Ich habe ausserdem gelesen, dass Vitamin D-Mangel wohl Insulinresistenz begünstigen/verstärken kann und Insulinresistenz mit Depressionen assoziiert ist. Zu diesem Thema gibt es wohl auch Studien, die einen Kausalzusammenhang nahelegen, da sich sowohl die Insulinresistenz verbessern kann als auch die Depressionssymptome zurückgehen können, wenn man Vitamin D supplementiert bzw. den Mangel ausgleicht. Und Vitamin D scheint viel mit Inflammation zu tun zu haben. Und Inflammation scheint auch einiges mit Depression zu tun zu haben. Da bin ich wiederum vermutlich biased, das zu glauben, weil bei mir die Depressionsgefühle immer mit besonders viel Ausschlag (habe auch Neurodermitis) korrelieren.

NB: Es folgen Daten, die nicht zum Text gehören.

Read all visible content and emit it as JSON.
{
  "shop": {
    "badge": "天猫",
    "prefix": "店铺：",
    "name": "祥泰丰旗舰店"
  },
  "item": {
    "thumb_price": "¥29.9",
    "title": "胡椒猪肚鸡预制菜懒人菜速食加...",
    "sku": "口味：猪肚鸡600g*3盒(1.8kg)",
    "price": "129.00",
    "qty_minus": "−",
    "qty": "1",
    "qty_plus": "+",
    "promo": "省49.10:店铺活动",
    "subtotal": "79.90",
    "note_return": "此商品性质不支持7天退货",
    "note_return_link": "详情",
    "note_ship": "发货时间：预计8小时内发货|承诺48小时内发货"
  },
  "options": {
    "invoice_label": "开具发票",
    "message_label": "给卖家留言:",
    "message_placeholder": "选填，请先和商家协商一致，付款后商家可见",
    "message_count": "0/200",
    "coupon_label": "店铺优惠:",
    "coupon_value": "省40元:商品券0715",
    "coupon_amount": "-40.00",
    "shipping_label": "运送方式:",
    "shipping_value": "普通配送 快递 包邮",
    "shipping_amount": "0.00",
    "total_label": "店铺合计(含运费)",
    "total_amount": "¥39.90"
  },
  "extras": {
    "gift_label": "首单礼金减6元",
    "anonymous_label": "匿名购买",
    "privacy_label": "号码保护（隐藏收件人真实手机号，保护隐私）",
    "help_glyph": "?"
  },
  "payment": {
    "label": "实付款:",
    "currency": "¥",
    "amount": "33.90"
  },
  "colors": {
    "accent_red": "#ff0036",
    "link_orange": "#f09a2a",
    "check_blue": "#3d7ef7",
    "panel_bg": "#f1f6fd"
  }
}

All diese Dinge sind aber mWn vermutlich nicht die einzigen Faktoren hinter Depressionen. Deshalb kann man mWn auch nicht pauschal sagen „Vitamin D hilft IMMER bei Depressionen“. Aber „Vitamin D KANN bei Depressionen helfen“ darf man mMn gerne sagen.
(Diesen Paragraphen noch hinzugefügt) Bei der Studie mit ca. 18.000 Leuten (Kohorte war 25.000 groß), die du erwähnt hattest, kann man wegen der Komplexität des Themas auch nicht schlussfolgern, dass Vitamin D gar nicht hilft. Die Kohorte dort war auch schon älter und die meisten Krankheiten, die ich erwähnt habe, sind in diesem Alter vermutlich schon erkannt. Ausserdem kann das Altern selbst ein riesiger Faktor sein, der dann auch einen eventuell vorhandenen leichten protektiven Effekt von Vitamin D verschleiern könnte. Der Hämostaseologe, bei dem ich wegen meiner Faktor V-Leiden-Mutation war, hat mir z.B. erklärt, dass Altern der allergrößte Risikofaktor für Thrombosen ist. Er hatte von einem Faktor 1000 zwischen einer 20jährigen und einer 80jährigen Person gesprochen.

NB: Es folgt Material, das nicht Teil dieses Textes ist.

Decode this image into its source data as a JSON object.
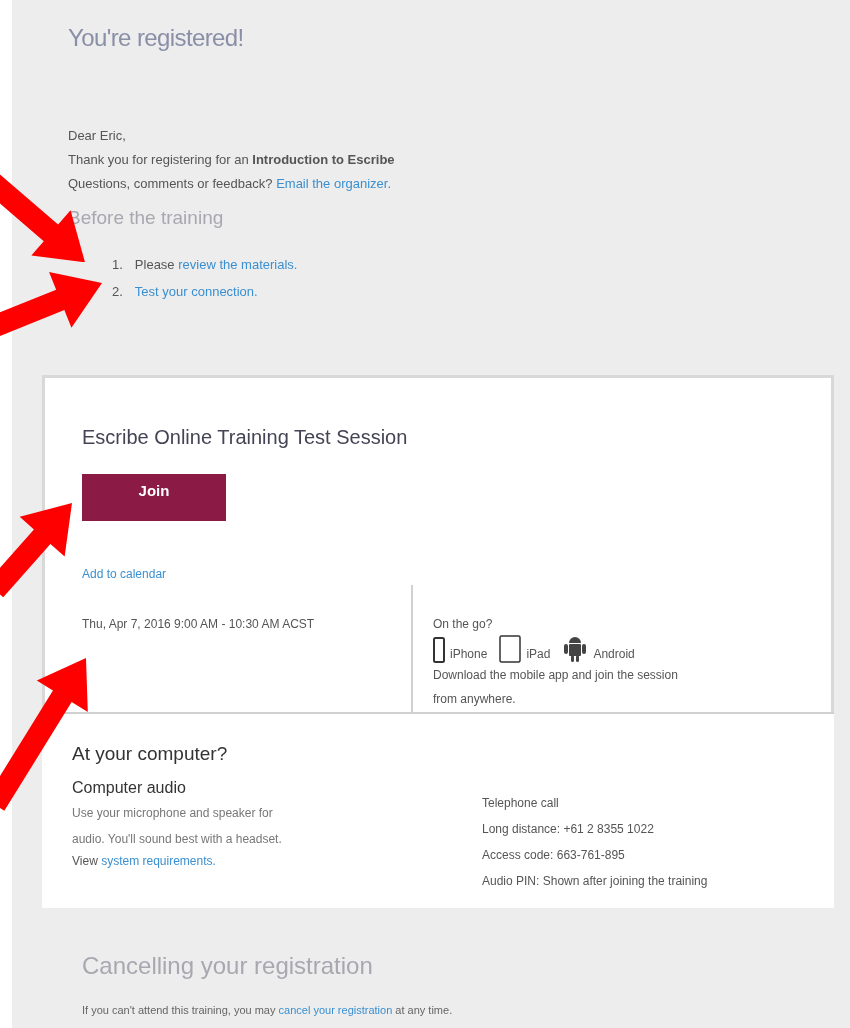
{
  "title": "You're registered!",
  "greeting": "Dear Eric,",
  "thanks": "Thank you for registering for an **Introduction to Escribe**",
  "questions": {
    "text": "Questions, comments or feedback?",
    "link": "Email the organizer."
  },
  "before": {
    "heading": "Before the training",
    "steps": [
      {
        "number": "1.",
        "text": "Please",
        "link": "review the materials."
      },
      {
        "number": "2.",
        "link": "Test your connection."
      }
    ]
  },
  "session": {
    "title": "Escribe Online Training Test Session",
    "join": "Join",
    "calendar": "Add to calendar",
    "datetime": "Thu, Apr 7, 2016 9:00 AM - 10:30 AM ACST",
    "mobile": {
      "heading": "On the go?",
      "devices": [
        {
          "kind": "phone",
          "label": "iPhone"
        },
        {
          "kind": "tablet",
          "label": "iPad"
        },
        {
          "kind": "android",
          "label": "Android"
        }
      ],
      "note": "Download the mobile app and join the session from anywhere."
    }
  },
  "computer": {
    "heading": "At your computer?",
    "audio_title": "Computer audio",
    "audio_text": "Use your microphone and speaker for audio. You'll sound best with a headset.",
    "view": "View",
    "requirements": "system requirements.",
    "phone": [
      "Telephone call",
      "Long distance: +61 2 8355 1022",
      "Access code: 663-761-895",
      "Audio PIN: Shown after joining the training"
    ]
  },
  "cancel": {
    "heading": "Cancelling your registration",
    "before": "If you can't attend this training, you may",
    "link": "cancel your registration",
    "after": "at any time."
  }
}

Mechanistisch gesehen ist es so, dass der Vitamin D-Rezeptor (epi)genetisch hochgradig aktiv ist. Carsten Carlberg ist da ein sehr aktiver Forscher und er hat ein Papier geschrieben (Vitamin D: A Micronutrient Regulating Genes - PubMed), in dem er ein bisschen erklärt. Er schreibt im Abstract, dass Vitamin D an die 1000 Gene reguliert! (Hinzugefügt: Gerade bei etwas so Komplexem kann man davon ausgehen, dass erfolgreiches p-Hacking in jede Richtung sehr einfach wird.) Leider ist dieses Papier nirgends frei verfügbar, ich würde es wirklich gerne lesen. Andere seiner Publikationen sind aber auffindbar und die wenigen, die ich bisher gelesen habe, waren sehr interessant.

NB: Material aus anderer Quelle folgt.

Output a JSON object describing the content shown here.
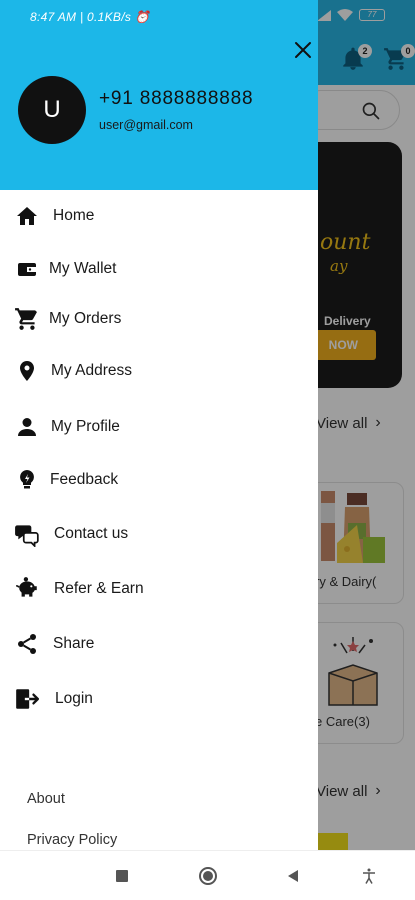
{
  "status_bar": {
    "time": "8:47 AM | 0.1KB/s ⏰",
    "battery": "77"
  },
  "header": {
    "notification_count": "2",
    "cart_count": "0"
  },
  "background": {
    "banner_script": "ount",
    "banner_script_sub": "ay",
    "banner_subtitle": "Delivery",
    "banner_button": "NOW",
    "view_all_1": "View all",
    "view_all_2": "View all",
    "category_1": "ry & Dairy(",
    "category_2": "e Care(3)"
  },
  "drawer": {
    "avatar_initial": "U",
    "phone": "+91 8888888888",
    "email": "user@gmail.com",
    "menu": [
      {
        "label": "Home",
        "icon": "home-icon"
      },
      {
        "label": "My Wallet",
        "icon": "wallet-icon"
      },
      {
        "label": "My Orders",
        "icon": "cart-icon"
      },
      {
        "label": "My Address",
        "icon": "location-pin-icon"
      },
      {
        "label": "My Profile",
        "icon": "person-icon"
      },
      {
        "label": "Feedback",
        "icon": "feedback-bulb-icon"
      },
      {
        "label": "Contact us",
        "icon": "chat-icon"
      },
      {
        "label": "Refer & Earn",
        "icon": "piggy-bank-icon"
      },
      {
        "label": "Share",
        "icon": "share-icon"
      },
      {
        "label": "Login",
        "icon": "login-icon"
      }
    ],
    "footer": {
      "about": "About",
      "privacy": "Privacy Policy"
    }
  },
  "colors": {
    "header_bg": "#1cb7e8",
    "banner_accent": "#f2b01e"
  }
}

Man sollte auch berücksichtigen, dass die meisten dieser Dinge hochgradig individuell sind und auch zwischen Populationen deutlich schwanken können. Ich meine, dass das bei Vitamin D-vermittelten Korrelationen auch so ist, aber ich komme gerade nicht mehr darauf, in welchem Papier ich das gelesen habe und ob es dort um Insulinresistenz oder etwas anderes ging. Das müsste ich nochmal raussuchen, wenn Interesse besteht.
Zum Schluss sollte man noch bedenken, dass zu viel Vitamin D auch zu Problemen führen kann. Es kann mWn zB Kalzium aus den Knochen ziehen. Vitamin D kann mWn ausserdem in hohen Dosen toxisch wirken und da es fettlöslich ist kann es sich auch in Fettgewebe ablagern (ich meine, dass es dann auch z.B. später bei Gewichtsabnahme freigesetzt werden kann). Deshalb sollte man auch nicht in die andere Richtung übertreiben und sich Unmengen von Vitamin D reinballern.
Also meine Meinung ist: Thema ist sehr komplex, widersprüchliche Datenlage ist zu erwarten. Wirkung ist vermutlich individuell verschieden und hängt vmtl auch stark von der Grunderkrankung, die zur Depression führt, ab. Mechanistisch ist genug bekannt, um bei vielen Erkrankungen von positiven Effekten von Vitamin D auszugehen. Den Versprechungen von Griftern sollte man natürlich keinen Glauben schenken, ebenso darf man aber auch bei hartnäckigen Vitamin D-Feinden nachschauen, wieso sie so denken.